Advantages of an ESPP
- Discount offers an incentive to save/invest
- Convenient contributions through payroll deduction
- No commitment to purchase a specific number of shares
- The discounted purchase price of stock (if your plan offers)
- Low purchase/Sell transaction costs
How to Participate in ESPP
If your employer offers an ESPP, then you will have the opportunity to contribute through payroll deductions during a defined offering period. Your employer must follow IRS guidelines to determine the length of the offering period, the amount that you can contribute and the purchase dates. On the purchase dates, your accumulated contributions can be used to purchase shares of stock, which is typically at a discounted price of the fair market value (FMV) that day. The formula for any applicable purchase discount is also determined by your employer, within IRS guidelines.
- Risk Tolerance – Common stock carries a higher risk/reward correlation
- Allocation of your investments – A high concentration of any one stock can mean higher risk
- Tax Considerations – Understanding the tax implications of ESPP shares can help you make buy/sell decisions effectively and keep more money in your pocket.
Arizona’s Largest ESPP’s | Intel, Honeywell
I advise many clients who participate in several of Arizona’s largest ESPP plans, including those of Intel and Honeywell. My familiarity with these plans allows me to help my clients learn from other peoples mistakes.

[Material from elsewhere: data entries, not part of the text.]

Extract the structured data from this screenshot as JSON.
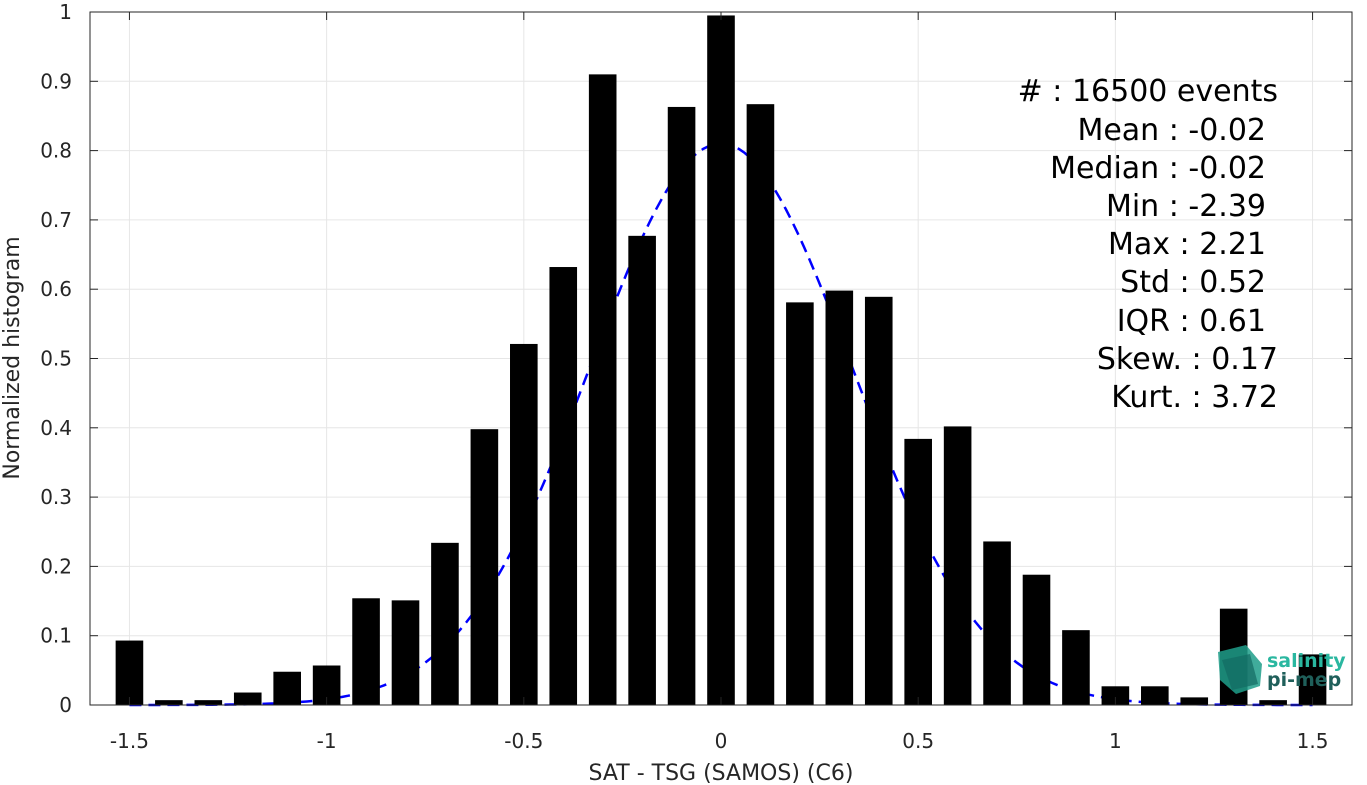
{
  "chart_data": {
    "type": "bar",
    "xlabel": "SAT - TSG (SAMOS) (C6)",
    "ylabel": "Normalized histogram",
    "xlim": [
      -1.6,
      1.6
    ],
    "ylim": [
      0,
      1
    ],
    "grid": true,
    "x_ticks": [
      -1.5,
      -1,
      -0.5,
      0,
      0.5,
      1,
      1.5
    ],
    "x_tick_labels": [
      "-1.5",
      "-1",
      "-0.5",
      "0",
      "0.5",
      "1",
      "1.5"
    ],
    "y_ticks": [
      0,
      0.1,
      0.2,
      0.3,
      0.4,
      0.5,
      0.6,
      0.7,
      0.8,
      0.9,
      1
    ],
    "y_tick_labels": [
      "0",
      "0.1",
      "0.2",
      "0.3",
      "0.4",
      "0.5",
      "0.6",
      "0.7",
      "0.8",
      "0.9",
      "1"
    ],
    "bar_width": 0.07,
    "bar_color": "#000000",
    "x": [
      -1.5,
      -1.4,
      -1.3,
      -1.2,
      -1.1,
      -1.0,
      -0.9,
      -0.8,
      -0.7,
      -0.6,
      -0.5,
      -0.4,
      -0.3,
      -0.2,
      -0.1,
      0.0,
      0.1,
      0.2,
      0.3,
      0.4,
      0.5,
      0.6,
      0.7,
      0.8,
      0.9,
      1.0,
      1.1,
      1.2,
      1.3,
      1.4,
      1.5
    ],
    "values": [
      0.093,
      0.007,
      0.007,
      0.018,
      0.048,
      0.057,
      0.154,
      0.151,
      0.234,
      0.398,
      0.521,
      0.632,
      0.91,
      0.677,
      0.863,
      0.995,
      0.867,
      0.581,
      0.598,
      0.589,
      0.384,
      0.402,
      0.236,
      0.188,
      0.108,
      0.027,
      0.027,
      0.011,
      0.139,
      0.007,
      0.073
    ],
    "fit": {
      "type": "gaussian",
      "mean": 0,
      "peak": 0.81,
      "std": 0.33,
      "x_range": [
        -1.5,
        1.5
      ],
      "color": "#0000ff"
    },
    "stats": [
      "#  : 16500 events",
      "Mean : -0.02",
      "Median : -0.02",
      "Min : -2.39",
      "Max : 2.21",
      "Std : 0.52",
      "IQR : 0.61",
      "Skew. : 0.17",
      "Kurt. : 3.72"
    ]
  },
  "logo": {
    "line1": "salinity",
    "line2": "pi-mep",
    "color1": "#2ab7a0",
    "color2": "#1f5f5a"
  }
}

Immediate Returns | ESPP Advantage
As long as your liquidity, cash flow and risk tolerance allow for the contributions, I am typically a fan of ESPP’s. Even if you do not want to hold the stock for long, you can typically buy them at a discount and sell them at fair market value. For example, if your company allows you to purchase shares of your company at 85% of the fair market value on the purchase dates, then you can sell the shares right away and potentially realize a 15% gross profit. This discount is typically grossed into your paycheck and taxed as ordinary income. Employees can generally sell shares purchased through the employee stock purchase plan at any time. However, if the shares were purchased under a Section 423 plan, the tax consequences will be different depending on how long you have held the shares. To get a favorable tax treatment, you have to hold the shares purchased under a Section 423 plan at least one year after the purchase date, and two years after the grant date.
Tax Advantages of ESPP
Tax planning is my specialty. Understanding your plan’s holding requirements can make a big difference in how much tax you ultimately pay. You will hear terms like qualified and non-qualified dispositions. This pertains to whether or not you have met the holding requirement of your ESPP. This also determines whether your profits are subject to ordinary versus long-term capital gain tax rates. With qualified Section 423 employee stock purchase plans, you are not taxed at the time the shares are purchased, only when you sell. Depending on whether the shares were held for the required holding period, a portion of your gain may be taxed as capital gains or as ordinary income. For nonqualified employee stock purchase plans, the difference between the fair market value of the stock and the amount you paid is treated and taxed like the spread in a non-qualified stock option as ordinary income and tax is owed on the purchase.
Content in this material is for general information only and not intended to provide specific advice or recommendations for any individual. Investing in securities is subject to risk including risk of loss of principal. No strategy assures success or guarantees against loss.